Un site pour salons de coiffure ne se juge pas comme les autres
Ce que vos clients cherchent en premier
Le visiteur d’un site de salon cherche quatre informations et les cherche vite : combien ça coûte, quand c’est ouvert, comment on prend rendez-vous, et à quoi ressemble le travail. Tout ce qui retarde ces réponses coûte des clients, parce que la décision se prend en comparant deux ou trois salons proches en quelques minutes, presque toujours sur un téléphone. Cela impose une grille tarifaire lisible sans zoomer, des horaires exacts jusqu’au jour de fermeture, un numéro cliquable, et des photographies de réalisations plutôt que d’aménagement. Le reste — l’histoire du salon, les marques partenaires, la présentation de l’équipe — a sa place, mais après.

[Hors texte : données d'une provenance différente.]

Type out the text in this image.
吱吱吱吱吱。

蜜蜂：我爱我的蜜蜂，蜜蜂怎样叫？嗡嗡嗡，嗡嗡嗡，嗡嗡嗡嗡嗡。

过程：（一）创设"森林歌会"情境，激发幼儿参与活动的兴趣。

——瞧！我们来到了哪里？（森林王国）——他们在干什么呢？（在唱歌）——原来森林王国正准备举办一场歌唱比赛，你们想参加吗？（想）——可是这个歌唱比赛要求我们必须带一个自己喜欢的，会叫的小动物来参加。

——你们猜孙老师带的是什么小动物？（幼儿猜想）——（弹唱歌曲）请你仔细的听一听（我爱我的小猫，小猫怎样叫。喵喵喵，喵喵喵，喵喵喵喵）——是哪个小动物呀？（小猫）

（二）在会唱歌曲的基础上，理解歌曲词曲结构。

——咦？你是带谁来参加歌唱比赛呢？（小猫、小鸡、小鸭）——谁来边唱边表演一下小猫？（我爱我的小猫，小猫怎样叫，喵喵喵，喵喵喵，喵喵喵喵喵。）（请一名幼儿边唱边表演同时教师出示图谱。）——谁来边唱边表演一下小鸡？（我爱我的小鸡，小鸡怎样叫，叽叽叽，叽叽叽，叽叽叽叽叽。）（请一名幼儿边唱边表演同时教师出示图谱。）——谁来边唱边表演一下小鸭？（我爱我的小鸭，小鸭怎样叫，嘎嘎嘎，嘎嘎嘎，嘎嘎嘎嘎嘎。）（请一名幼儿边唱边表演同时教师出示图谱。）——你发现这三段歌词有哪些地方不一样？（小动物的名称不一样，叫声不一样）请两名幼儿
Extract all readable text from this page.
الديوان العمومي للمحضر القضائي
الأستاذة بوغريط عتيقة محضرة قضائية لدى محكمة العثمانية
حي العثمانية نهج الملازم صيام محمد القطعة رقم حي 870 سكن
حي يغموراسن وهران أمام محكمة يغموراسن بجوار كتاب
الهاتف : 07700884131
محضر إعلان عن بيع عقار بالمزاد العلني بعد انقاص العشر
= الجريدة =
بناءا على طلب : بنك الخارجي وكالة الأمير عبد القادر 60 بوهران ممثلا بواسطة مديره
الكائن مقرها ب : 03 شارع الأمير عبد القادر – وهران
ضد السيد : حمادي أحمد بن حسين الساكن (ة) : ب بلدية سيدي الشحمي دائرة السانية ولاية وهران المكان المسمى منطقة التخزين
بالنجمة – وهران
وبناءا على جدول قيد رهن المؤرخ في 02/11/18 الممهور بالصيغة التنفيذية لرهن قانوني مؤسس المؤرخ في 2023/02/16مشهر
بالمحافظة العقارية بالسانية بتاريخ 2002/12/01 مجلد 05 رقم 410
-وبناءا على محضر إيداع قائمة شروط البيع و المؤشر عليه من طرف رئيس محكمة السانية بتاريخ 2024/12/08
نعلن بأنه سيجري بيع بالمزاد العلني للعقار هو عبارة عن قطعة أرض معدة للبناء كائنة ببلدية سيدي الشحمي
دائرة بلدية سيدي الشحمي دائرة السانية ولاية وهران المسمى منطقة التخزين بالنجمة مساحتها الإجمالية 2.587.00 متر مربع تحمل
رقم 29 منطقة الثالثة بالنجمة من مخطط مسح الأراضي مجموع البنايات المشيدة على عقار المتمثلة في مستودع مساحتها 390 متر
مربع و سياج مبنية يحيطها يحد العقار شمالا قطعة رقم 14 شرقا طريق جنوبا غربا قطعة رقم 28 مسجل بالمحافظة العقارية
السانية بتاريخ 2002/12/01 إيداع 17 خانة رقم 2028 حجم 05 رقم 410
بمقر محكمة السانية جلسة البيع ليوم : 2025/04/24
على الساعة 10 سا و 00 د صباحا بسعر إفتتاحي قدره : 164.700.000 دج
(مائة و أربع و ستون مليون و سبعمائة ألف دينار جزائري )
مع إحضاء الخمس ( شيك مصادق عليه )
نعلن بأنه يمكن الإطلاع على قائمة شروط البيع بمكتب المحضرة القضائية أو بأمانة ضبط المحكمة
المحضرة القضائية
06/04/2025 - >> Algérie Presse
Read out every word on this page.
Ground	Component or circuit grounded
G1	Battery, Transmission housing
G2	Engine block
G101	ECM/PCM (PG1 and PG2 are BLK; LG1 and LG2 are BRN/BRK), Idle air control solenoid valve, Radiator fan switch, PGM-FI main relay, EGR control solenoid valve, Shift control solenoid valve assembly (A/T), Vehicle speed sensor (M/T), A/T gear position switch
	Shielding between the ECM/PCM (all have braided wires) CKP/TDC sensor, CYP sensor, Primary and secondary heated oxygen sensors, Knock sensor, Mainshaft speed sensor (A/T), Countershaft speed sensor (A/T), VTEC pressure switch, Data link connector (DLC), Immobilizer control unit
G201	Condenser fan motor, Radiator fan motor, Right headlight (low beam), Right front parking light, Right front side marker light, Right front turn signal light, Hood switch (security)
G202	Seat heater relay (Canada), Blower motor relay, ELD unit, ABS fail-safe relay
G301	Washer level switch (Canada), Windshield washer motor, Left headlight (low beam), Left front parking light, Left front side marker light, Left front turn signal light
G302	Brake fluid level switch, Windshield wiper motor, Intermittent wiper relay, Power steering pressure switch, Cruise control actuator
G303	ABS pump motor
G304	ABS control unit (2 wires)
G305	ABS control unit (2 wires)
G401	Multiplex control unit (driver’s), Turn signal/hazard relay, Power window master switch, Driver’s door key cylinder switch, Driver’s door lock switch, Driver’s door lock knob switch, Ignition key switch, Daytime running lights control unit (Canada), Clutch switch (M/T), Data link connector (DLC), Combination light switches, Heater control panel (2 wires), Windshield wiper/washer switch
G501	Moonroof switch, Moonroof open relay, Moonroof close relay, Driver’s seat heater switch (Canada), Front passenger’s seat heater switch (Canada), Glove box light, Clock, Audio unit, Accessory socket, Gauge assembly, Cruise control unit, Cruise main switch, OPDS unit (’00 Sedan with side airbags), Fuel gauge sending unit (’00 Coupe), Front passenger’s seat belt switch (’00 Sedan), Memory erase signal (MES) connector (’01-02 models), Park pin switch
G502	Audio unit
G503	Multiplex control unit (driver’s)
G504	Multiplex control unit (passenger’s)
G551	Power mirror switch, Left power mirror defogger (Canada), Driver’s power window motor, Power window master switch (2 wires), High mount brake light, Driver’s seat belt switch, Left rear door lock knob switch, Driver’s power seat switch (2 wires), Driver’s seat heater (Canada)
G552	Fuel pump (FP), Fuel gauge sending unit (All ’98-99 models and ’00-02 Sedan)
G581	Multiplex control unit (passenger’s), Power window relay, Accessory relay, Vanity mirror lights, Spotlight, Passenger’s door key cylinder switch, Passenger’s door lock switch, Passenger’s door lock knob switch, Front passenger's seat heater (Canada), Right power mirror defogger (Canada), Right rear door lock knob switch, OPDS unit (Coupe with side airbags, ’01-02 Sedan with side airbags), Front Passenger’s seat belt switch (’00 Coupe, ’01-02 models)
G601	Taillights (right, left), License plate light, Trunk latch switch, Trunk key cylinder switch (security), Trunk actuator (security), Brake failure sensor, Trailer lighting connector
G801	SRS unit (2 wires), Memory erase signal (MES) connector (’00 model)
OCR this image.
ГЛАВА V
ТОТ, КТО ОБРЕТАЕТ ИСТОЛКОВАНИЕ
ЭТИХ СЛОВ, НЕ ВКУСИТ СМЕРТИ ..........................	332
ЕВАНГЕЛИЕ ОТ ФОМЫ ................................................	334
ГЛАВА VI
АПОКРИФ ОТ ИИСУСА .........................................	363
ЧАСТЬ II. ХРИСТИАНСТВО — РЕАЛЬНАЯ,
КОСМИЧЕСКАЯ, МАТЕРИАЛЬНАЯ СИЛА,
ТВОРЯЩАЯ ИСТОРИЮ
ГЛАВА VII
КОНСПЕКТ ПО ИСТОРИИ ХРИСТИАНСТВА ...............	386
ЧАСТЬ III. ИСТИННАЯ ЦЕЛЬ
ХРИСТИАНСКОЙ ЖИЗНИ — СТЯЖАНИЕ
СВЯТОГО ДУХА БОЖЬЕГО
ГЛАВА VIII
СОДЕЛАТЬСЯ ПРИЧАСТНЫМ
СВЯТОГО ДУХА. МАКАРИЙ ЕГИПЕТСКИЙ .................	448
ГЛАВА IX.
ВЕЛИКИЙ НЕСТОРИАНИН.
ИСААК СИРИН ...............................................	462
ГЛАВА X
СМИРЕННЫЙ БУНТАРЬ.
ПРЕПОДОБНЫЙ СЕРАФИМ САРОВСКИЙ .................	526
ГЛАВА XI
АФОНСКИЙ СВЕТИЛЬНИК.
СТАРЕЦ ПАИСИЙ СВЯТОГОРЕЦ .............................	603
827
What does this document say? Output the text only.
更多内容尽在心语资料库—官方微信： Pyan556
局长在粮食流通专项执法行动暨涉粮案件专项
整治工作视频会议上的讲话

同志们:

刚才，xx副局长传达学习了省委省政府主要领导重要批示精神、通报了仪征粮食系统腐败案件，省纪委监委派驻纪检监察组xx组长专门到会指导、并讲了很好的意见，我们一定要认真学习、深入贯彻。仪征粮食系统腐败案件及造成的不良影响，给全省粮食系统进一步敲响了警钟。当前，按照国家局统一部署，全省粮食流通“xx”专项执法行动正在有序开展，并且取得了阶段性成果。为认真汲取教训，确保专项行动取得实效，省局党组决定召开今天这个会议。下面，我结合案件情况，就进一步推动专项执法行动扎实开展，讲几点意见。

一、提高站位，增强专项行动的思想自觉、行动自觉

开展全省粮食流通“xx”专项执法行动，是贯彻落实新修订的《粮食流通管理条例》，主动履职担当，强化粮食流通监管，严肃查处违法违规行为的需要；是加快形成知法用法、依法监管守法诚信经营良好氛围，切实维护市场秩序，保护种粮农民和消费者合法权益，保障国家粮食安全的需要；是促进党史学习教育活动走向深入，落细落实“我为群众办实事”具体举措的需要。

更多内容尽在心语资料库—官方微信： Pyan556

Le rendez-vous pris à vingt-deux heures
Une part importante des demandes arrive quand le salon est fermé : le soir, le dimanche, pendant une pause. Si la seule façon de réserver est d’appeler aux heures d’ouverture, ces demandes-là s’évaporent ou partent chez le voisin qui propose un créneau en ligne. Un module de réservation règle le problème, mais il n’est pas gratuit et suppose de tenir le planning à jour. Pour un salon d’une ou deux personnes, un formulaire de demande avec rappel dans la matinée suffit souvent et ne coûte rien à maintenir.
Afficher les prix, vraiment
Le prix est la première question, et l’absence de réponse fait fuir plus sûrement qu’un tarif élevé. La difficulté est réelle : une couleur dépend de la longueur, de l’état du cheveu, du résultat visé. La solution n’est pas de tout taire, c’est d’afficher une grille avec des fourchettes honnêtes et de nommer ce qui les fait varier. Un visiteur qui comprend pourquoi ça varie accepte la fourchette ; un visiteur qui ne trouve aucun prix suppose le pire.
Montrer le travail, pas le mobilier
On choisit un salon sur ce qu’il sait faire, et cela se voit uniquement sur des têtes. Une galerie d’avant/après, avec le type de cheveu et la technique employée, vaut mieux que dix photos du fauteuil et du miroir. C’est aussi ce qui permet à quelqu’un d’arriver en disant « je voudrais ce balayage-là » plutôt que d’essayer de décrire une couleur avec des mots, ce qui est la source la plus commune de déception.
Recruter, parce que la place est difficile à pourvoir
Trouver un coiffeur confirmé ou un apprenti est devenu, dans beaucoup de villes, plus difficile que de remplir le carnet. Une page qui décrit l’équipe, l’ambiance, les horaires réels et les formations proposées attire des candidatures spontanées. C’est un usage du site auquel presque personne ne pense, et qui rapporte parfois davantage qu’une page de prestations de plus.
Ce que les salons de coiffure nous demandent
Ma page sur les réseaux sociaux marche bien. Un site sert-il encore ?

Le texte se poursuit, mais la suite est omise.